Working full-time and juggling family life, Wooldridge doesn’t have much time to volunteer. But her son convinced her that his high school drama club was worth her time.

Winter graduated in 2008; he’s now a freshman studying theater at Florida’s Jacksonville University.

“Dean owes so much to the theater program at Southern High School,” Wooldridge says. “He would not be where he is now without them.”

With Winter gone, Wooldridge still has the acting bug.

“Kids were running down the aisles and jumping off the stage to greet me,” she says of her first appearance as stylist for Once Upon a Mattress, which opens this week. “It gives me goose bumps.

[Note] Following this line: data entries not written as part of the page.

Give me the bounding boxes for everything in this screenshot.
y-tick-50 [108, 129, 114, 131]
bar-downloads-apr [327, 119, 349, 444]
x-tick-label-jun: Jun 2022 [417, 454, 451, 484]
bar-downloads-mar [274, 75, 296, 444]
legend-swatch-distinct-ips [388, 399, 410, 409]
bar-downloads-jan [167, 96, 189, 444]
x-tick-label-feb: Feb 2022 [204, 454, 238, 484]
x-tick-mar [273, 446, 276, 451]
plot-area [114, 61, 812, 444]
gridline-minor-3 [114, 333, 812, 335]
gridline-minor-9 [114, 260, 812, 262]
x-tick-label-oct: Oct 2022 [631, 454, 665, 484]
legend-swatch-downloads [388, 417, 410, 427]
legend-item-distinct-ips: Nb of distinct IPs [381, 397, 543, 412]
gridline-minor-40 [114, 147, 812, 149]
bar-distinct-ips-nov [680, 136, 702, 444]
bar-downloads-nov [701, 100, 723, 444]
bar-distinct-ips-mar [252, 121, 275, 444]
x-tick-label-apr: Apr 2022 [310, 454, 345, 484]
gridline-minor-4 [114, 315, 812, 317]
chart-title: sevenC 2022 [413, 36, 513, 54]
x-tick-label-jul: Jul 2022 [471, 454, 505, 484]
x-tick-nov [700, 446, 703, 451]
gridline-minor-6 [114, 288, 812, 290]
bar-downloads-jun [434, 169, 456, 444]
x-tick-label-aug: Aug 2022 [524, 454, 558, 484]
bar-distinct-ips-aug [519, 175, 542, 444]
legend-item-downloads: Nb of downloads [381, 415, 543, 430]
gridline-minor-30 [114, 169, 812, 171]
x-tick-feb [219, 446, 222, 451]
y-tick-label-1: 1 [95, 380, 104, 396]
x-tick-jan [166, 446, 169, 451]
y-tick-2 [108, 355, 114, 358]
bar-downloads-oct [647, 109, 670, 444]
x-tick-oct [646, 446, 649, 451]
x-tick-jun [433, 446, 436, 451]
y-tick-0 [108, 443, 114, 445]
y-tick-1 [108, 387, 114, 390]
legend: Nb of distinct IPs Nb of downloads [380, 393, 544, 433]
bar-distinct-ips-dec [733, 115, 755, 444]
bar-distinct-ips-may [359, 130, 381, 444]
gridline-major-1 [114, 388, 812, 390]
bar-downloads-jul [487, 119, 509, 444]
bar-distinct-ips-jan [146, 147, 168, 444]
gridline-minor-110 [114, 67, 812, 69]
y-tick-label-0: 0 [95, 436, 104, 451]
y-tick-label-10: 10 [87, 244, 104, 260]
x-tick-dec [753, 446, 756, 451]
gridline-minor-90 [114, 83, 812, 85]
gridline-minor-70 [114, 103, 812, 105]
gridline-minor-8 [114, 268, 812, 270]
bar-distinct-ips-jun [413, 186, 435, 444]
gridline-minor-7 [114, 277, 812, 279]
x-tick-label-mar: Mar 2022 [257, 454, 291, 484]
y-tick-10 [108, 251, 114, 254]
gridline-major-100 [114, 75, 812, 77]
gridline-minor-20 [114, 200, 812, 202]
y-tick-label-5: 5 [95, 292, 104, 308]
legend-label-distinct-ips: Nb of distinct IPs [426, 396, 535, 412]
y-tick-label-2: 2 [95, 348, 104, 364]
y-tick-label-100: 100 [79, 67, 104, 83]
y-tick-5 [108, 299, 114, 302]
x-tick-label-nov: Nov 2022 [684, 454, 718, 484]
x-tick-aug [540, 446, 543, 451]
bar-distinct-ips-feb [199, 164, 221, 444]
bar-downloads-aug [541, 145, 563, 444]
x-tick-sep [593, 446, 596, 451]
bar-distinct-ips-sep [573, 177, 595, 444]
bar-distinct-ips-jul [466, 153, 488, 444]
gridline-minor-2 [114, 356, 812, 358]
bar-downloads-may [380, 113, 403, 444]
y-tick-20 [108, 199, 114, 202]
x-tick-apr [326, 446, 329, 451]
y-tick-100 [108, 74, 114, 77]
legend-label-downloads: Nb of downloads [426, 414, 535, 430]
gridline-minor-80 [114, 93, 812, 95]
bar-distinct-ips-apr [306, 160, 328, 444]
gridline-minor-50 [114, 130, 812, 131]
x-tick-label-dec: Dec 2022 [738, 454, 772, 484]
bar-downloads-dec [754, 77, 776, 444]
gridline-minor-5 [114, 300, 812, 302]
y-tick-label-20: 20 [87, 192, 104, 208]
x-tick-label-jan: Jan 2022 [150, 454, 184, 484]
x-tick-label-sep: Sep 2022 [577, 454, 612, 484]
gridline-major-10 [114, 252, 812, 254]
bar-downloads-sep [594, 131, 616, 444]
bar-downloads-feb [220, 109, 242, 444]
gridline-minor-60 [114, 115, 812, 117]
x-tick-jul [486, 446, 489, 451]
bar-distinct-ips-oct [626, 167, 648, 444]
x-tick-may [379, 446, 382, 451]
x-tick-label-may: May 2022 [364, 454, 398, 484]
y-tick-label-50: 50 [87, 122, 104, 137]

Things like that are what make it all worth while.”

Even high school drama productions are feeling the strain of a bad economy. So Wooldridge’s free time is even more valuable to the Southern Spotlights.

Now that Dean cannot update Wooldridge on specifications for the shows, she rents the movies and researches online to create the right look.

Once she has a good visual grasp of the look, it’s time to shop. The Spotlights don’t worry about overspending their budget; Wooldridge buys all the supplies needed to create these styles.

“It is like my own personal donation to the production,” she says.

Once Upon a Mattress: March 12 thru March 14: 7pm @ Southern High School, Harwood. $5: 410-867-7100.